# -= [4th D&D] roleplaying sandwich (closed) =-



## BabyJ (Feb 24, 2010)

-=Sorry: RECRUITING IS CURRENTLY CLOSED=-​*I will update this if a spot becomes available. Thank you for interest.*

Imagine if Final Fantasy, D&D, Eberron, and Phantasy Star all had a baby...

That would be this game.

I have DMed roughly a dozen campaigns in 3rd, 3.5, and 4th edition over the past 10 years. This venture is one based on a made-up world, Toren, in which Ioun silenced the world's magic for a thousand years, and a mysterious race called the praetorians discovered steam power and gunpowder in the interim. Magic returned following the discovery of the Libram of Ioun, and now technology and magic must coexist. 
[sblock=Warning: Actual Spoiler!]Tiamat's followers are trying to travel through the Astral Sea to another planet, in order to release an agent of Tiamat, the evil dragon Glimmerscythe. This they hope will bring about an era of the world where evil can operate freely. On the other side of the world is the nation of Tarpon, planning to use steam power and magic to create mechanical suits of armor capable of great destruction.[/sblock]

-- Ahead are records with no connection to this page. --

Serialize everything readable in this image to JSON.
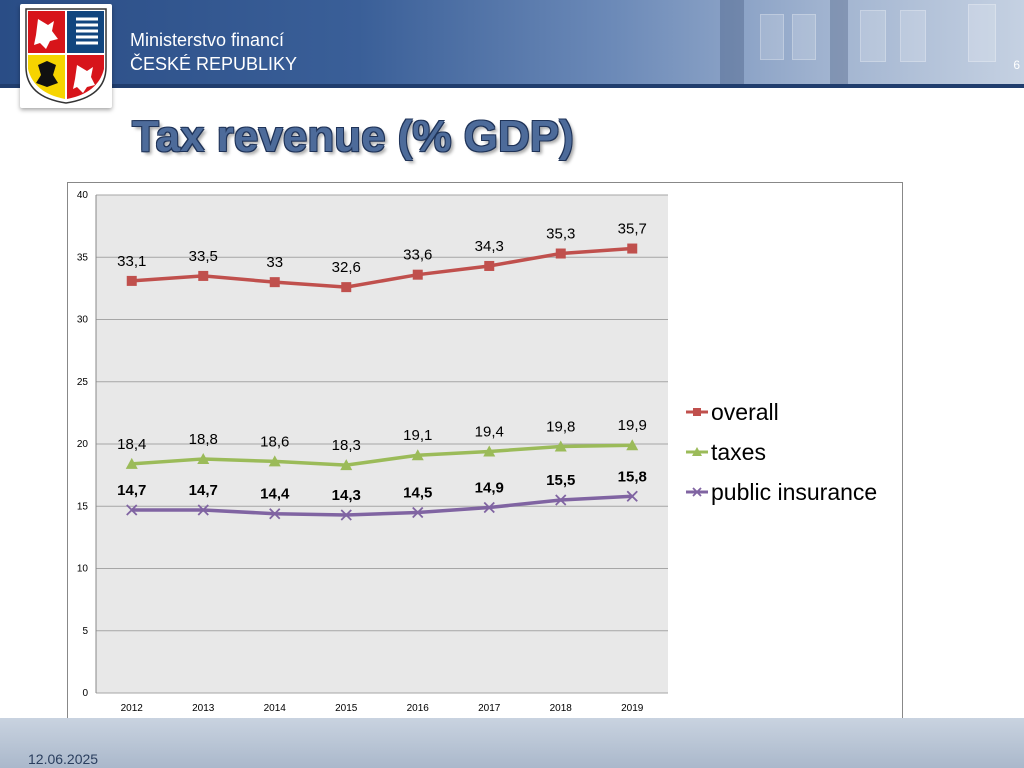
{
  "header": {
    "ministry_line1": "Ministerstvo financí",
    "ministry_line2": "ČESKÉ REPUBLIKY",
    "page_number": "6"
  },
  "slide": {
    "title": "Tax revenue (% GDP)"
  },
  "footer": {
    "date": "12.06.2025"
  },
  "colors": {
    "overall": "#c0504d",
    "taxes": "#9bbb59",
    "public_insurance": "#8064a2",
    "plot_background": "#e8e8e8",
    "gridline": "#a6a6a6",
    "title_fill": "#4d6b9a"
  },
  "chart_data": {
    "type": "line",
    "title": "",
    "xlabel": "",
    "ylabel": "",
    "categories": [
      "2012",
      "2013",
      "2014",
      "2015",
      "2016",
      "2017",
      "2018",
      "2019"
    ],
    "ylim": [
      0,
      40
    ],
    "yticks": [
      "0",
      "5",
      "10",
      "15",
      "20",
      "25",
      "30",
      "35",
      "40"
    ],
    "grid": true,
    "legend_position": "right",
    "series": [
      {
        "name": "overall",
        "marker": "square",
        "values": [
          33.1,
          33.5,
          33,
          32.6,
          33.6,
          34.3,
          35.3,
          35.7
        ],
        "labels": [
          "33,1",
          "33,5",
          "33",
          "32,6",
          "33,6",
          "34,3",
          "35,3",
          "35,7"
        ],
        "label_bold": false
      },
      {
        "name": "taxes",
        "marker": "triangle",
        "values": [
          18.4,
          18.8,
          18.6,
          18.3,
          19.1,
          19.4,
          19.8,
          19.9
        ],
        "labels": [
          "18,4",
          "18,8",
          "18,6",
          "18,3",
          "19,1",
          "19,4",
          "19,8",
          "19,9"
        ],
        "label_bold": false
      },
      {
        "name": "public insurance",
        "marker": "x",
        "values": [
          14.7,
          14.7,
          14.4,
          14.3,
          14.5,
          14.9,
          15.5,
          15.8
        ],
        "labels": [
          "14,7",
          "14,7",
          "14,4",
          "14,3",
          "14,5",
          "14,9",
          "15,5",
          "15,8"
        ],
        "label_bold": true
      }
    ]
  }
}
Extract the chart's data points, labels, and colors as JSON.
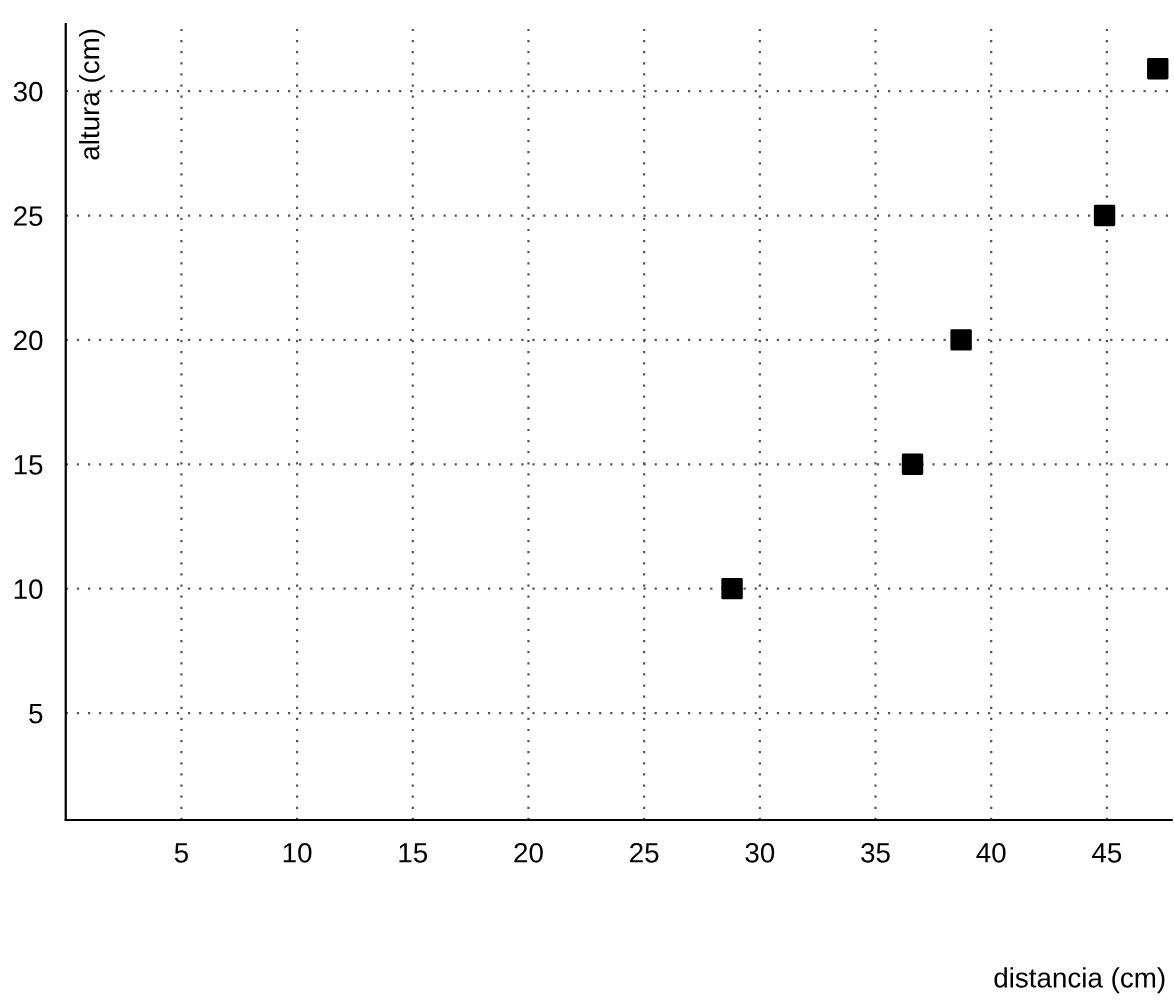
{
  "chart_data": {
    "type": "scatter",
    "xlabel": "distancia (cm)",
    "ylabel": "altura (cm)",
    "x": [
      28.8,
      36.6,
      38.7,
      44.9,
      47.2
    ],
    "values": [
      10,
      15,
      20,
      25,
      30.9
    ],
    "color": "#000000",
    "marker": "square",
    "xlim": [
      0,
      47.8
    ],
    "ylim": [
      0.7,
      32.7
    ],
    "xticks": [
      5,
      10,
      15,
      20,
      25,
      30,
      35,
      40,
      45
    ],
    "yticks": [
      5,
      10,
      15,
      20,
      25,
      30
    ],
    "grid": true
  }
}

Don't try to take it all in at once, just read the basics, check out the samples I have made, and go from there. Its basically the default D&D world with some major historical differences (and thus alot of stuff I wrote to make it sound good, at least in my mind; as you will soon see I am meticulous..). Start here on this Wiki, be sure to check out the page entitled Character Submission Guidelines: IounsDrought - home

Respond here: viewtopic.php?f=232&t=2164 with character submissions.

If you don't know where to start, but are interested in playing, gimme a yell I can help ya out. I now have 4 players from the Wizards forums, and can only take 1 more unless something changes. Striker is the one role the team is lacking, though I have found that a group with sense can do fine without a certain role filled. 
I have decided to hold the game there (at Play by Post, Dice Roller & Web Map Maker - Index page, using the Pbpmapper interface. I am looking for players willing to post once every day or two days, and definitely once per day during combats (if I can get you to commit to more frequent posting during combats that would be nice).


----------



## BabyJ (Feb 26, 2010)

Recruiting closed.


----------